The most popular methods of Social Engineering

An attack on a person can be performed in many scenarios, but hackers use a few of the most common techniques.


The method of collecting user credentials for authorization is usually mass email spamming. In a classic scenario, the victim receives a fake email from some well-known organization asking him to click a link and log in. To gain credibility, the scammers make up some serious reasons for clicking on the link: for example, they ask the victim to renew the password or enter some information (name, phone number, bank card number, and even a CVV code).

And it seems like the person does everything as it says in the letter, but… he’s caught! The criminals have thought of his every move, which is why they can get people to do what they want.


The virus is named after the Trojan horse from the Greek myth for a reason. Only the bait here is an email message that promises quick profits, winnings, or other “mountains of gold” – but the result is a virus through which attackers steal the data. Why is this type of data theft called social engineering? Because the virus creators know how to disguise the malware, you will surely click on the right link, download and run the file.

Quid pro quo.

Using this technique, the attacker pretends to be a technical support employee and offers to fix problems in the system, although in reality, there are no problems with the software. The victim believes that the problems exist and, following the hacker’s instructions, personally grants him access to important information.

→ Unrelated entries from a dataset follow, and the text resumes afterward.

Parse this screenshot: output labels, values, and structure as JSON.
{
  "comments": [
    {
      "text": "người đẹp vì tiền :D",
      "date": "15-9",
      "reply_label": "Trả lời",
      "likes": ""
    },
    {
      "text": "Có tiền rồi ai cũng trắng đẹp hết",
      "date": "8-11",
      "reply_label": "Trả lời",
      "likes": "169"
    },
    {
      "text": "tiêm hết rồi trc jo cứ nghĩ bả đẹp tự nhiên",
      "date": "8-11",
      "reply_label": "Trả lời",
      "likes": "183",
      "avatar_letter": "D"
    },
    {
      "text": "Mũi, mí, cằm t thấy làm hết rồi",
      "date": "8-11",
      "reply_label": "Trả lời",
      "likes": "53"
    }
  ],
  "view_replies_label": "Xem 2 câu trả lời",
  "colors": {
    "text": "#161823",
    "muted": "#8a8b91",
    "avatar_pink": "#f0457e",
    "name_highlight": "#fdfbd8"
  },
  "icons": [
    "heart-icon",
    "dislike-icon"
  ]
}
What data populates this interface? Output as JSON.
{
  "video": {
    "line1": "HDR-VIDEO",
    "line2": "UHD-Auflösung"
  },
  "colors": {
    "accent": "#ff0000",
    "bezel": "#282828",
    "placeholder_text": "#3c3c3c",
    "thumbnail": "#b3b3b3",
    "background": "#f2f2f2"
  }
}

Another technique used by cybercriminals is called pretexting (a scripted action). To obtain information, the criminal pretends to be an associate of yours who supposedly needs your information to perform an important task.

Social engineers pretend to be bank employees, credit services, technical support, or your friend, relative – someone you trust by default. To appear more trustworthy, they give the potential victim some information about her: name, bank account number, the real problem she had previously contacted the service with.

Reverse Social Engineering

The technique aims to get the victim to come to the social engineer himself and give him the necessary information. This can be accomplished in several ways:


Attackers may advertise their services as computer wizards or other specialists. The victim contacts the hacker himself, and the criminal not only works technically but also extracts information through communication with his client.

Implementing special software

At first, the program or system is working properly, but then a failure occurs, which requires the intervention of a specialist. The situation is set up so that the specialist who will be approached for help is a social hacker. By fixing the software, the hacker performs the necessary manipulations for the hack. And when the hack is detected, the social engineer remains above suspicion, telling that he helped you.

How to protect yourself?

If you do not want to become another victim of social engineers, we recommend the following rules of protection:

  • Don’t use the same password to access external and corporate (work) resources.
  • Install antivirus – all major antivirus programs have built-in malware checks.
  • Do not work with important information in front of other people. Scammers can use the so-called shoulder surfing – a type of social engineering when the theft of information takes place over the victim’s shoulder – by peeking.
  • Remain sceptical and alert. Always pay attention to the sender of emails and the site’s address where you are going to enter some personal data. If it is a mail on the domain of a large organization, make sure the domain is the same, and there are no typos. If in doubt, contact the technical support or a representative of the organization through official channels.
  • Don’t go to suspicious sites or download suspicious files because one of the best social engineering helpers is curiosity.
  • Familiarize yourself with your company’s privacy policy. All employees should be instructed on how to deal with visitors and what to do if an illegal intrusion is detected.

We hope that our post will help you protect yourself from scammers. We are always ready to share our useful experiences!